What you do will be insignificant, but it is very important that you do it.

01:11:06

In closing, I’d like to replay the last few minutes of the Terrence McKenna talk that I played last week.

01:11:12

It made a big impact on me, but I’m afraid that it may have been drowned out by my announcement that followed it.

01:11:19

So listen closely right now to what Terrence is saying and see if it resonates with you.

01:11:24

Listen closely right now to what Terrence is saying and see if it resonates with you.

01:11:29

Now we have to go forward into the past.

01:11:36

This is the way to create a unified meaning to what has happened to us. Because if this just ends in a toxified and ruined planet,

01:11:42

then what a comment on the values that we hold most dear,

01:11:50

our belief that life is for something, our belief that integrity matters, our belief that our

01:11:57

transmission from generation to generation was something that was important.
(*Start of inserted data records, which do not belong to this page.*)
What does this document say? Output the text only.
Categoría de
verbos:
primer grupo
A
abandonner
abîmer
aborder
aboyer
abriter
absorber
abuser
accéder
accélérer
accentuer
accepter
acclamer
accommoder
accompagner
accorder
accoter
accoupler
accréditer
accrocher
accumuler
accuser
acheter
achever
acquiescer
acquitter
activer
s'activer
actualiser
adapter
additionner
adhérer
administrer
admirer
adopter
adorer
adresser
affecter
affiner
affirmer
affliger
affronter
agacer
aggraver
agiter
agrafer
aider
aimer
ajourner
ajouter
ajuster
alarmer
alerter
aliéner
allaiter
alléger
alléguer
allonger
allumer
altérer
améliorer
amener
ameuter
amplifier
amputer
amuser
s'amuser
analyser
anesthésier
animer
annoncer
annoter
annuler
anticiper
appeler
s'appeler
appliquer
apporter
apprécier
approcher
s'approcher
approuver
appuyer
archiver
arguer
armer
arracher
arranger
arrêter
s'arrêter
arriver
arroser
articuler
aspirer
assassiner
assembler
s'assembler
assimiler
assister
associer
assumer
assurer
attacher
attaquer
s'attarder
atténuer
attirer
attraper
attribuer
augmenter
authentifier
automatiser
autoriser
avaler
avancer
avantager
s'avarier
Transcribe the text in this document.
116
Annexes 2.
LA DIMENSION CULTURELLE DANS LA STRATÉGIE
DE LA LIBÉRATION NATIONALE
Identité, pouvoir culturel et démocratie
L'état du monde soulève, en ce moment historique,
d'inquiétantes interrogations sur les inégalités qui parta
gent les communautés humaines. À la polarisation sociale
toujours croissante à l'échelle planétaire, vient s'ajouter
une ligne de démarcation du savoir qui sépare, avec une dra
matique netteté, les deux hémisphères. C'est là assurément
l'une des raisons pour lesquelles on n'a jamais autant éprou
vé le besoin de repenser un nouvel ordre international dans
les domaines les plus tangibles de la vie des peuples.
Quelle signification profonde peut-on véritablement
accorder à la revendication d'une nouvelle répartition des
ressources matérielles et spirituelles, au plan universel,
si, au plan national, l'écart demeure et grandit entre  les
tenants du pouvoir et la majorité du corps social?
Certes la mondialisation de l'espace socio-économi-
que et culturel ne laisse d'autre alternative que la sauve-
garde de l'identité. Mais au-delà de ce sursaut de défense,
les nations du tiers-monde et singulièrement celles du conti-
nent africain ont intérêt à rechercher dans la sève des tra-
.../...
The meaning of it all is in the hands of the living.

01:12:12

Those people 100,000 years in the grave,

01:12:16

their meaning is in our hands

01:12:19

because the question is what shall we do with what they have given us?

01:12:27

That’s no small charge, you know.

01:12:30

The meaning of your ancestors’ lives is in your hands.

01:12:35

And I know that you’re not going to let this moment pass

01:12:38

without picking up the baton and sprinting to the finish line in the memory of them.

01:12:44

And hopefully this will also help us grow the Salon’s community into a

01:12:48

thriving place where our friends that, well, friends that we’ve not yet met

01:12:51

can find us, us others.

01:12:55

And for now, this is Lorenzo signing off from

01:12:58

Cyberdelic Space. Be well, my friends.